The four US-manufactured armoured vehicles, called Humvees, mounted on the two trailers were torched by three gunmen riding motorcycles after intercepting the convoy and forcing the drivers to disembark. They sprinkled petrol to put the military trucks on fire near Jallandhar village on the Frontier Road in Khyber’s Bara tehsil before making good their escape.
Government officials admitted that the attack had caught them by surprise as no threat by the militants had been reported. This was the reason they were clueless about the identity of the attackers. It was a fairly easy target for the motorcyclists as the trailers had to drive slow on the road meandering through the mountains. The police, lacking in manpower and resources and struggling to establish its presence in the merged districts following FATA’s merger with Khyber Pakhtunkhwa, registered a case against the unknown gunmen at the Bara police station. No arrests have been made though search operations were carried out in the area. The security and law-enforcement agencies would henceforth have to be alert as NATO supply convoys are again under attack. The convoys may be temporarily halted or security upgraded to avoid more attacks.

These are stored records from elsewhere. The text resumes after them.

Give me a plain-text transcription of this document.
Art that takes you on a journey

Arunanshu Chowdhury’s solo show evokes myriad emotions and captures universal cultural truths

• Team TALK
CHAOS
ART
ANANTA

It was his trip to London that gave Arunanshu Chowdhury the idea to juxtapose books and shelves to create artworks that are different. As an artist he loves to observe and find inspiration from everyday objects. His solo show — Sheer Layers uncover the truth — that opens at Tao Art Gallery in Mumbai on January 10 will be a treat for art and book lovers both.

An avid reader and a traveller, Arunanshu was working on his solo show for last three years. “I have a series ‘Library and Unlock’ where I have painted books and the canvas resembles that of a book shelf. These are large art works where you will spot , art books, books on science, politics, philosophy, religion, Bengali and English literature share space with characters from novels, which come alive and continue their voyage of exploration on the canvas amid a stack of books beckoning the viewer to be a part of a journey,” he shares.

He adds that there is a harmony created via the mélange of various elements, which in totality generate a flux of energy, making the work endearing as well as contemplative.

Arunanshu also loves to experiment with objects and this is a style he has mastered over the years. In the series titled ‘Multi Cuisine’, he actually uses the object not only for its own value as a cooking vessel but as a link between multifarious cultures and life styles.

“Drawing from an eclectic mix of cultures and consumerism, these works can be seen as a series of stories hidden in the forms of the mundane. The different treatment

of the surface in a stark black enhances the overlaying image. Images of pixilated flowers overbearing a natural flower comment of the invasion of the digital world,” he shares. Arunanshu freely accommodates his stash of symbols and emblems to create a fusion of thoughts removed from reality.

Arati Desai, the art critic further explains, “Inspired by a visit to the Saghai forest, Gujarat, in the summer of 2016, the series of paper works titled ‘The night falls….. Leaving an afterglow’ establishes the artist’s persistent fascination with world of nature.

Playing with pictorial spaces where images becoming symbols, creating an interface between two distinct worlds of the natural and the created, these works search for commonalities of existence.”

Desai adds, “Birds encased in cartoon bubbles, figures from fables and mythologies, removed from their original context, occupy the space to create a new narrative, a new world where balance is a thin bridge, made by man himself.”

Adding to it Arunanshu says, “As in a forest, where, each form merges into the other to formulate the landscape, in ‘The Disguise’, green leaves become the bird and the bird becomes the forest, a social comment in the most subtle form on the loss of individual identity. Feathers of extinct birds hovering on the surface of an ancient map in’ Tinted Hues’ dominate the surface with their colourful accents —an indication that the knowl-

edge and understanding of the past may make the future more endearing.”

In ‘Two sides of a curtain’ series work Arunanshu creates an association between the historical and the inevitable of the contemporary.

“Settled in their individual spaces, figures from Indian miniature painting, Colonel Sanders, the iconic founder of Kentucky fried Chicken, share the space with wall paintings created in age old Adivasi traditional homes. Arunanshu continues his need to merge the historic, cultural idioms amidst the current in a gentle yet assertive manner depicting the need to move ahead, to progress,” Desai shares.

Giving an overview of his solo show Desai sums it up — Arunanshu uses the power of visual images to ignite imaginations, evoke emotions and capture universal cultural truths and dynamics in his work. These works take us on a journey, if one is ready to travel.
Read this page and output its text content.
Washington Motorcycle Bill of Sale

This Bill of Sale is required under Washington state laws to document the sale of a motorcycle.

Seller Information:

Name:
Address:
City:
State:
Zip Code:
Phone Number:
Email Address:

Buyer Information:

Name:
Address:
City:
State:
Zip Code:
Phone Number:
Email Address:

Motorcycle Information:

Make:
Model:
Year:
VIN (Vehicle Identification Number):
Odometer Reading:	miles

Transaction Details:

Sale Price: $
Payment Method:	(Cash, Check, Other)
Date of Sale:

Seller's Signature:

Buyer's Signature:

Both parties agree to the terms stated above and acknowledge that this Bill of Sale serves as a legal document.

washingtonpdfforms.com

No militant group immediately claimed responsibility for the attack. Past such attacks were frequently claimed by the outlawed Tehrik-i-Taliban Pakistan (TTP) or its splinter groups. The hand of the Afghan Taliban was also suspected in such attacks directly or through their Pakistani allies as they were going to be the target in Afghanistan once the supplies of weapons, food and fuel reached there from Pakistan.
The Humvees that were burned down in the recent Khyber attack were being brought from Afghanistan to Pakistan via Torkham on their way to Peshawar and onward to Karachi by the Indus Highway as part of the US forces’ withdrawal resulting from the February 29 Doha peace agreement with Afghan Taliban. The Americans are taking back high-cost military equipment and weapons while destroying the rest or supplying these to the Afghan forces. Some of the military installations used by the US during the war have been dismantled.
As a sturdy military vehicle, the Humvee has been critical to the US/NATO war effort in Afghanistan. The Taliban have always sought to destroy or capture the Humvees. Over time they have developed powerful improvised explosive devices (IEDs) to blow up these multi-purpose vehicles. Many Humvees that the Taliban seized from the foreign or Afghan forces were later used by them to carry out vehicle-borne suicide bombings targeting military installations in Afghanistan.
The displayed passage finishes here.